I make her laugh for the second time tonight. I'm on a roll. "You..you don't hate me?" The way she says it, even she thinks it's a stupid question. "No. Do you mind that I dream about you?"
"Um-yes!"
"Pity." I'm leaning even closer now. I can feel the heat radiating off her. "Wally. Back off." she says.
"Or you'll do what?" I slide forward because my back is starting to hurt from all that leaning
"Scream for Kaldur or Conner."
"You? Pull a damsel in distress?" I gingerly close my arms around her, half believing her threat. "I doubt that, beautiful." She's rigid, tense. I love that, for once, she's the one stressing out here. "What did-"

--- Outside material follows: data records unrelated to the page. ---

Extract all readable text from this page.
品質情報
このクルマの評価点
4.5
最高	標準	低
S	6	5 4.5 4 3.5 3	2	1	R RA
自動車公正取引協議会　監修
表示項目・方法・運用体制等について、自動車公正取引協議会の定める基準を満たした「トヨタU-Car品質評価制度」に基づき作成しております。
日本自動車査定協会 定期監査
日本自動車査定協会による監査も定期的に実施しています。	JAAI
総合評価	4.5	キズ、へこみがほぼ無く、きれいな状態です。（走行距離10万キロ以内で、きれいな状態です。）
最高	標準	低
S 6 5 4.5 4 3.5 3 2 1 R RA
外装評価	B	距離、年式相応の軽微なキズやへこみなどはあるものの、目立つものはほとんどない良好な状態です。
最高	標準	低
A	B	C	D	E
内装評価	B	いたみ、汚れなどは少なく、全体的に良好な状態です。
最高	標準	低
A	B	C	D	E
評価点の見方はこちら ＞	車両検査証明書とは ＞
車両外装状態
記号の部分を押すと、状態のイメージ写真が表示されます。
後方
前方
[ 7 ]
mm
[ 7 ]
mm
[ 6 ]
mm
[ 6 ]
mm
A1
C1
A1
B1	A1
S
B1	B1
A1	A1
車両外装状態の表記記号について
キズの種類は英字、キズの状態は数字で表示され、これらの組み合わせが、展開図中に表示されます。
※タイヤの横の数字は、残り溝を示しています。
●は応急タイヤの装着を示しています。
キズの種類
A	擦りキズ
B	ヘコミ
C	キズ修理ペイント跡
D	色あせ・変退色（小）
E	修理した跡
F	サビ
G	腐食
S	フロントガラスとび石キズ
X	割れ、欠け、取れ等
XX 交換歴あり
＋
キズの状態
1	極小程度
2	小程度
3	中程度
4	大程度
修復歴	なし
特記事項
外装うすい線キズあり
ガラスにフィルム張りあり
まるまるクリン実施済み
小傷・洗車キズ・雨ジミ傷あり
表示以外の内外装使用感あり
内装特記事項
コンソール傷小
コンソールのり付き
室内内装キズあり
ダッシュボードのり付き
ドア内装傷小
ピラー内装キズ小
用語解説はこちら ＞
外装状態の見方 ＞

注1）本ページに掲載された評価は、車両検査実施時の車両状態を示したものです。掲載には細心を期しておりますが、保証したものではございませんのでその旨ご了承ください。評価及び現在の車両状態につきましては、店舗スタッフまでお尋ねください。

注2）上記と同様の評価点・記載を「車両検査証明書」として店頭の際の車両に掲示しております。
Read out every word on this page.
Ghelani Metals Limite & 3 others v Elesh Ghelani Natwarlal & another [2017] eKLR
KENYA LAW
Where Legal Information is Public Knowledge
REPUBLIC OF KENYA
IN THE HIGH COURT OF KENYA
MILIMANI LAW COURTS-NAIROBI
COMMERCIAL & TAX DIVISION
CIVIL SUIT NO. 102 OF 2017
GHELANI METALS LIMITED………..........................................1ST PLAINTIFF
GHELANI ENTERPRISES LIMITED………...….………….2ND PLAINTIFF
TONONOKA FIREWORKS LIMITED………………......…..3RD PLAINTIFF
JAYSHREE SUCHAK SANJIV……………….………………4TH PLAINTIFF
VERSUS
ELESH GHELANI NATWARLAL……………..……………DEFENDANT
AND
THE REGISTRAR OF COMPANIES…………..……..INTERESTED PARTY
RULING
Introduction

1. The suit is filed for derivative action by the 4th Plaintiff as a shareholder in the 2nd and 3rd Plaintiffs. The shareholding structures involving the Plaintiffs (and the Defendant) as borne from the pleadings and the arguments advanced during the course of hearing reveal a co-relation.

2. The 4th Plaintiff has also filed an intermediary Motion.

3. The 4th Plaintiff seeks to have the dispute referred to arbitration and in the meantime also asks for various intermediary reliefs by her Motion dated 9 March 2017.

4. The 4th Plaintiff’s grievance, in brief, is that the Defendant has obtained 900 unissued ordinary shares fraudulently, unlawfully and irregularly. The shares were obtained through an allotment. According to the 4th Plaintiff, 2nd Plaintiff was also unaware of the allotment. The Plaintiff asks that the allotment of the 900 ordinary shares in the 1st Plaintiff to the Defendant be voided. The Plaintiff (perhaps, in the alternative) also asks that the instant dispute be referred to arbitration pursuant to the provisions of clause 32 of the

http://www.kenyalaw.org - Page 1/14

"Beautiful. You. As in, I'm calling you beautiful, yes. In answer to your question." I'm not exactly making sense, but she gets the gist. "I knew you were acting strange." she breathes, and I feel her arms come around me. Glad of that, and that she's not going to scream, because that would be awkward and get me into a heck of a lot of trouble, glad my chance paid off, I hold her tighter, bury my face in her hair, all the things I wanted to do since I thought she died. It's OK, I tell myself, only this time, I think I'm starting to believe it.